The firm also declared cash dividends of ₱0.58 per outstanding common share for the fourth quarter of 2024. The dividends are payable on March 21, 2025 to shareholders on record as of March 5, 2025. 

This brings AREIT’s full year 2024 dividend per share to ₱2.28, a six percent increase from ₱2.15 per share in 2023.

In addition, AREIT’s Board of Directors approved the acquisition of commercial properties located in Cebu, Davao, and Cagayan de Oro from its sponsor Ayala Land, Inc. (ALI) and its subsidiaries. 

It approved a property-for-share swap transaction with ALI and subsidiaries, Accendo Commercial Corp. (Accendo), Cagayan de Oro Gateway Corp. (CDOGC), and Central Bloc Hotel Ventures, Inc. (CBHVI) involving subscription of ALI and the subsidiaries of 505.890 million primary AREIT common shares.

This will be in exchange for Central Bloc One (Office), Central Bloc Two (Office), Ayala Malls Central Bloc, Seda Hotel Central Bloc, Ayala Malls Abreeza, Abreeza Corporate Center (Office), Ayala Malls Centrio, and Centrio Corporate Center (Office).

The share-for-property swap will have a transaction value of ₱21.0 billion at an exchange price of ₱41.50 per share, as validated by a third-party fairness opinion.

The transaction shall be submitted for approval of AREIT shareholders at their Annual Stockholder’s Meeting on April 24, 2025, and pertinent regulatory bodies thereafter.

The planned infusions of ALI, Accendo, CDOGC, and CBHVI will bring AREIT’s Assets Under Management (AUM) to ₱138 billion.

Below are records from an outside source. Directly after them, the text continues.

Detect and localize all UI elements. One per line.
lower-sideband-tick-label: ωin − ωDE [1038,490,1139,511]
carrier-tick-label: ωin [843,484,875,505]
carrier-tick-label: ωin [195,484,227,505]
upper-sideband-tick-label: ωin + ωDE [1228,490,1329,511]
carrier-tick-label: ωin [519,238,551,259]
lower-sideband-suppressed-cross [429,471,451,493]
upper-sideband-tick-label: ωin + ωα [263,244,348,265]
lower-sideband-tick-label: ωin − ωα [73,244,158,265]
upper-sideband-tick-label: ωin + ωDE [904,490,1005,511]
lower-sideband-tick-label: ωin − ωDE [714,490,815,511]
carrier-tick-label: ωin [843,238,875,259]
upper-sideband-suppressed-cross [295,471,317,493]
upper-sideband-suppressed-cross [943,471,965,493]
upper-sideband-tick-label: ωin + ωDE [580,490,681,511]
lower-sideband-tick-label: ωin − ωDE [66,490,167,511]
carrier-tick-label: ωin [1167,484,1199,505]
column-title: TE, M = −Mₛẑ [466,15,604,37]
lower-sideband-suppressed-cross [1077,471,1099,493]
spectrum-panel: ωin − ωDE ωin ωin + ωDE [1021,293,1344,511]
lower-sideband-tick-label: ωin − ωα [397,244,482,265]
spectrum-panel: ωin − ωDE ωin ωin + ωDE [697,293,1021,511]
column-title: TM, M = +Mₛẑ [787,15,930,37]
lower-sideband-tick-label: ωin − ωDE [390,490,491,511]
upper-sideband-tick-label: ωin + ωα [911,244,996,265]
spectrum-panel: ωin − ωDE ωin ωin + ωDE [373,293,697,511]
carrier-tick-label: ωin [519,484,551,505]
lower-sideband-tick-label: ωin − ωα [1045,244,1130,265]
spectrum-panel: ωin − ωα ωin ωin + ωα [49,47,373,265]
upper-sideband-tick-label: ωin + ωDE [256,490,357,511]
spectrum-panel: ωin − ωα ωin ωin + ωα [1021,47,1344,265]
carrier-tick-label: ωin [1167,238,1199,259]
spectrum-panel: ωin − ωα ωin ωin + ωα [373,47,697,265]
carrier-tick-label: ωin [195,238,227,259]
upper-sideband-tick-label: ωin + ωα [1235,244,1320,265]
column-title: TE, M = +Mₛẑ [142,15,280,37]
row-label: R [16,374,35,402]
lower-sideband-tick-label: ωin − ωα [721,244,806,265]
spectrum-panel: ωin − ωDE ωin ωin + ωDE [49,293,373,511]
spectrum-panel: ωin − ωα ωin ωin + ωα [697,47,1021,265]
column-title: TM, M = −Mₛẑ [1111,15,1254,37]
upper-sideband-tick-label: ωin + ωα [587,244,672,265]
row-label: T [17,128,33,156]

The new assets totaling 306,000 square meters of building GLA will bring its total gross leasable area to 4.2 million sqm, composed of 1.3 million sqm building GLA and 2.9 million sqm industrial land.

“The acquisition is in line with our growth target of ₱15-20 billion in AUM per year. This will further diversify the portfolio and deepen AREIT’s presence in the fast-growing regional cities in Visayas and Mindanao,” said AREIT President and CEO Jose Eduardo A. Quimpo II.

He added that, “The acquisition will be accretive to shareholders of AREIT in line with our commitment of delivering returns and long-term value.